Arazide çöl kulaklı toygarı ile karşılaştıklarını belirten Yoğurtcuoğlu, “Bu türün hiç Türkiye’de kaydı yok. Türkiye’de dağlarda yaşayan ve yakın akrabası olan kulaklı toygardan farkı ise suratının daha beyaz, sırtının daha açık krem rengi ve daha ufak boyda olması. Biz çöl kulaklı toygarını gördüğümüz zaman yanında Türkiye’de dördüncü kere kaydedilen küçük çöl toygarı da vardı. İnanılması zor bir olay. İki çöl kuşu bir aradaydı. İkisi de çölde yaşadığından birbirlerini tanıyorlar ve Milleyha’da deniz kenarında birbirlerini bulmuşlar” diye konuştu.

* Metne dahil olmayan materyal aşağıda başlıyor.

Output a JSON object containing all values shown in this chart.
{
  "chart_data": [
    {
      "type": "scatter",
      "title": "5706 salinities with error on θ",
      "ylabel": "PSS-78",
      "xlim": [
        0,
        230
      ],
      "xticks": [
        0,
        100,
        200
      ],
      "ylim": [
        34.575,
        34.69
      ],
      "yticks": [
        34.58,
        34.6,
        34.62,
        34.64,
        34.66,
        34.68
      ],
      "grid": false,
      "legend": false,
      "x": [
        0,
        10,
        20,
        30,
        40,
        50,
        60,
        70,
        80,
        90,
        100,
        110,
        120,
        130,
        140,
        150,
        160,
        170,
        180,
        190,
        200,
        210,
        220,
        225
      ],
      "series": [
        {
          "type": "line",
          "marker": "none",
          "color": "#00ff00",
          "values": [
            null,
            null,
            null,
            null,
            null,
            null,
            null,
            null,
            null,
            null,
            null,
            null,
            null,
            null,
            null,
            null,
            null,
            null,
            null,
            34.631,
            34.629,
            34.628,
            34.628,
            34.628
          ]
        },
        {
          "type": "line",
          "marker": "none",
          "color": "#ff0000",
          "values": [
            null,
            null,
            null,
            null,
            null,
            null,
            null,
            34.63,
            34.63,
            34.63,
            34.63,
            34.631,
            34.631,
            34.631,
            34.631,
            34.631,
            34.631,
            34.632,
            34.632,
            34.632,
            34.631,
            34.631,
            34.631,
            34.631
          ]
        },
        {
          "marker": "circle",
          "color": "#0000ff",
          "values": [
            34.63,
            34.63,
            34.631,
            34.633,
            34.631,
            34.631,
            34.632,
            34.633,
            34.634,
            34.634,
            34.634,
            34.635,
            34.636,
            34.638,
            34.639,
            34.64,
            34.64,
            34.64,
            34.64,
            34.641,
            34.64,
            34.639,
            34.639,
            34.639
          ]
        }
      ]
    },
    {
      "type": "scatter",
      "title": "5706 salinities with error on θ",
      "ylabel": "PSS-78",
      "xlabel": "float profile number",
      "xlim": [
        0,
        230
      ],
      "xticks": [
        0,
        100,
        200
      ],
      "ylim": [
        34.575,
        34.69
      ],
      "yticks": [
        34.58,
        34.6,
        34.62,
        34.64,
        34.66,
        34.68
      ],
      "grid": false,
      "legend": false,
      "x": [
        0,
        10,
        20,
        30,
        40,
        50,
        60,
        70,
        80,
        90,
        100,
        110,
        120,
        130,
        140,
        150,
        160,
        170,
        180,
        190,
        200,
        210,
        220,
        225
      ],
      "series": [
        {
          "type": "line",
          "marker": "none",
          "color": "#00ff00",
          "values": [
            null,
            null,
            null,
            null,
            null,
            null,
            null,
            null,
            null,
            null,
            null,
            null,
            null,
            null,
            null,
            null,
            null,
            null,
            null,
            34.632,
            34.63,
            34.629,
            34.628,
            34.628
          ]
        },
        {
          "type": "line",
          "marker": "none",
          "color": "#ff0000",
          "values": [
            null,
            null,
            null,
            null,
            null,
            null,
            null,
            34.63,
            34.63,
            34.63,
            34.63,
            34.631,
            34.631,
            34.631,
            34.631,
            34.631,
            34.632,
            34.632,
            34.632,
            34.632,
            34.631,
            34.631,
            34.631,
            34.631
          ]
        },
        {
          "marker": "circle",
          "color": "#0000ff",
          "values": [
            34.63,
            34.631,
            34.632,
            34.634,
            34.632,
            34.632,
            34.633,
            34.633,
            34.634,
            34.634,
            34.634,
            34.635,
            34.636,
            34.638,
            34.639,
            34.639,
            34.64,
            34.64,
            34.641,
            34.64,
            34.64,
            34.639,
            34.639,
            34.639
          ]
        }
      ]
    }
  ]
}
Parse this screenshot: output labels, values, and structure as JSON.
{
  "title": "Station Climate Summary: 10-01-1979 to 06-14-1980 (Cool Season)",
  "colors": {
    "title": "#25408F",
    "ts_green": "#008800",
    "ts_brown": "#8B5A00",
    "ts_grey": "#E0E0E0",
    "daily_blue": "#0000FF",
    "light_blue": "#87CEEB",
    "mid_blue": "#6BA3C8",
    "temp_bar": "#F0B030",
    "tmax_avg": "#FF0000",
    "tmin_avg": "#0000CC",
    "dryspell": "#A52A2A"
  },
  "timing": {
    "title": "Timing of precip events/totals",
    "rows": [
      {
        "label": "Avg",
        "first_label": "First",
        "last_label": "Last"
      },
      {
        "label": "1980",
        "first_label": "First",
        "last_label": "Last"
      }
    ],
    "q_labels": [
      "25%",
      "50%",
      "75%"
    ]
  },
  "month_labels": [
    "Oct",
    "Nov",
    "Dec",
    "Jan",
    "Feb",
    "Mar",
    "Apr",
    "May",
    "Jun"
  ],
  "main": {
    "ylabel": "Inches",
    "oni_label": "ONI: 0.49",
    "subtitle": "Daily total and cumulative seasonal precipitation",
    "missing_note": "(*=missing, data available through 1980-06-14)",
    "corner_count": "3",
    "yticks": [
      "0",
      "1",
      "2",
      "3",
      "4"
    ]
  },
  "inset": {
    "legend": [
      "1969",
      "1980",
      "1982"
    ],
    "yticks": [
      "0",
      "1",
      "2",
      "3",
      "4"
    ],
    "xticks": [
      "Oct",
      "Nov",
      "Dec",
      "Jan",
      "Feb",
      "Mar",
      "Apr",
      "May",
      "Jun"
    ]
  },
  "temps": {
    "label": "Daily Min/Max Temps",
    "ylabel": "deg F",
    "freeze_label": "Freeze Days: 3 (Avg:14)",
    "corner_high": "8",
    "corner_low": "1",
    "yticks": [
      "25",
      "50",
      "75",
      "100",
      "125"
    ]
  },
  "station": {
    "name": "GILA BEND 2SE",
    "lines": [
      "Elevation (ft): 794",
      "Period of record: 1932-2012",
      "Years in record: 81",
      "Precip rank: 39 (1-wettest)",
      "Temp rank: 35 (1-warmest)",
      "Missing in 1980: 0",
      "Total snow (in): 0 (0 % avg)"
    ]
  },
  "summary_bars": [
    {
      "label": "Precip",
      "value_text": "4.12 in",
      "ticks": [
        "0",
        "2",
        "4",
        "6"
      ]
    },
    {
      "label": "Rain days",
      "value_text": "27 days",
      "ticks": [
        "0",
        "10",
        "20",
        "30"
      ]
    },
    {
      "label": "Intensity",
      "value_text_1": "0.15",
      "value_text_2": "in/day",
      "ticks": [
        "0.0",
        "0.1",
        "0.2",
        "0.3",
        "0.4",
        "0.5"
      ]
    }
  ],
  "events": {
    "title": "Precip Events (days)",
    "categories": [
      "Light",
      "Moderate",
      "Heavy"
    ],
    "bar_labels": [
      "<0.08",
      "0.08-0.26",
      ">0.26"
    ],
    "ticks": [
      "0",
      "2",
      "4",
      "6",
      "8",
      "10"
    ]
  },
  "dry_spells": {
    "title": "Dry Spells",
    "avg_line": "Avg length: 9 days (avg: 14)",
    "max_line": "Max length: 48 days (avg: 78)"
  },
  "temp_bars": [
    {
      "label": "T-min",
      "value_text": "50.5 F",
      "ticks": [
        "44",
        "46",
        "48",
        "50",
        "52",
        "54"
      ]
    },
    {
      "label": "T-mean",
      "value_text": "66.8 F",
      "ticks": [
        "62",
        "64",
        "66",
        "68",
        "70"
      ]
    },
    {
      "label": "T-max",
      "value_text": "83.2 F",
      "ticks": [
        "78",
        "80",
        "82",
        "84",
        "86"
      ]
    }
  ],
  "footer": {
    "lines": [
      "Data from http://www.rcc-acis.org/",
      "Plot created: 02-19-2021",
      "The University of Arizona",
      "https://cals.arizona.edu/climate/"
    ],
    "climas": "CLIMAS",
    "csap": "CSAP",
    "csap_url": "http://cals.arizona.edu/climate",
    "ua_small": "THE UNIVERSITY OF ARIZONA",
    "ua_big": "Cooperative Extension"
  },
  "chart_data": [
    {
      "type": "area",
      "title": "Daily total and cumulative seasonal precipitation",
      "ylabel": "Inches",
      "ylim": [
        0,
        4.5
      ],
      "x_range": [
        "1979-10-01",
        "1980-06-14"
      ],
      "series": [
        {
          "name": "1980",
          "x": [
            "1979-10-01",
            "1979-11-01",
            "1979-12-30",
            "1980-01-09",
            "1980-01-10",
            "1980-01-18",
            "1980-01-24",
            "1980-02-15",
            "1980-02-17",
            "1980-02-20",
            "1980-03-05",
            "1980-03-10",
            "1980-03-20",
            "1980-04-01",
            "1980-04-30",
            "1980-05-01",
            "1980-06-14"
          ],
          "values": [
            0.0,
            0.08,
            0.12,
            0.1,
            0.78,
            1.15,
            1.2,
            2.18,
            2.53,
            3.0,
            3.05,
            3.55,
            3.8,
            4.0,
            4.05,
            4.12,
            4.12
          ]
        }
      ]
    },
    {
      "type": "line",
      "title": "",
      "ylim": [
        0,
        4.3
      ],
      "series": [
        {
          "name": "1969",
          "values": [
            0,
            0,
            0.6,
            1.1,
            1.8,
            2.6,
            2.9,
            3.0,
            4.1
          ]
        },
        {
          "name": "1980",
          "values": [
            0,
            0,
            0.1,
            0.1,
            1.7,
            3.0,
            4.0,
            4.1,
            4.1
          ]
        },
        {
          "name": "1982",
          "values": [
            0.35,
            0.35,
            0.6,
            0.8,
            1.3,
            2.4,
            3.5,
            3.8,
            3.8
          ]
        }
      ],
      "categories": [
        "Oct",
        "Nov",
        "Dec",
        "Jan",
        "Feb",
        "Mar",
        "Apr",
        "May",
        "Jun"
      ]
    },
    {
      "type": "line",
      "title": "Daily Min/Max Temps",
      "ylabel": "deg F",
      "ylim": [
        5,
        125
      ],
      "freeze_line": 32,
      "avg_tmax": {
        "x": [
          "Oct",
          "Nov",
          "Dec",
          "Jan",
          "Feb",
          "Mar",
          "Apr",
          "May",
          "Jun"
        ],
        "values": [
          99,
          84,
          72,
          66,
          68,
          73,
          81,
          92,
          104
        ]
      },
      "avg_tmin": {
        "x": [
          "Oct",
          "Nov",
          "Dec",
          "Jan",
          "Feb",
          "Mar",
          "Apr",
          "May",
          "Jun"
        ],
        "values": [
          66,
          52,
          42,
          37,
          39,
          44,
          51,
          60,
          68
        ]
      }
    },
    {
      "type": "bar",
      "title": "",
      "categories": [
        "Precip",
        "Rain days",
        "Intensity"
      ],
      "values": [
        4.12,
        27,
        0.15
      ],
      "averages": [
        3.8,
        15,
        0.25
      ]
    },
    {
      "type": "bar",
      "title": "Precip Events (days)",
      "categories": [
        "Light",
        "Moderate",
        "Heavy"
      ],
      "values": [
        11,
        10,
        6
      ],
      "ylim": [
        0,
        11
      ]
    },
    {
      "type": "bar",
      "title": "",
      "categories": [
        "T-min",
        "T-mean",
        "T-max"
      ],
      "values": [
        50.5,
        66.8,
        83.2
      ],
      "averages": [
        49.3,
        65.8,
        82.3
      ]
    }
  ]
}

Aynı gün içinde yine çölde yaşayan ibibik toygarı ve çöl çoban aldatanı gibi iki “bomba tür” tür ile daha karşılaştıklarını anlatan Yoğurtcuoğlu, “Bomba tür dememin nedeni bizim camiamızda ve bütün dünyada yankılanan bir olaya yol açması. Dört çöl kuşu, toz taşınımı ile buraya sürüklenmiş. Kuşların göç durağı olan Milleyha Sulak Alanı’nda ne kadar önemli bir noktada bulduğumuzu tekrar tekrar anlamış olduk” dedi.
“ELLERİMİZ TİTREYE TİTREYE FOTOĞRAF ÇEKTİK”
Çöl kulaklı toygarı kuşunun sene başından bu yana Milleyha’da görülen dördüncü yenmi tür olduğunu ifade eden Yoğurtcuoğlu, sözlerini şöyle sürdürdü:
Yoğurtcuoğlu, ”Bunlar çatal kuyruklu martı, kül renkli yelkovan, Atlantik boz yelkovanı ve şimdi de çöl kulaklı toygarı. Burası için ne diyeceğimi bilemiyorum. Muhteşem bir alan. Bizim için çok muazzam bir duygu oldu. Bir günde bu kadar nadir türle karşılaşınca kalplerimizin çok hızlı atmasını geçtim o an neler yaptığımızı bile hatırlamıyorum. Yanımda gözlemci arkadaşım Soner Bekir vardı. Sevinçten çığlık da atamıyoruz. Kuşlar önümüzde duruyor ve ellerimiz titreye titreye birkaç fotoğraf çektik. Sonrasında sarılıp birbirimize bunu kutladık. Türkiye’ye başka yeni türlerin de geleceğini ve 500 tür olacağımızı düşünüyoruz.”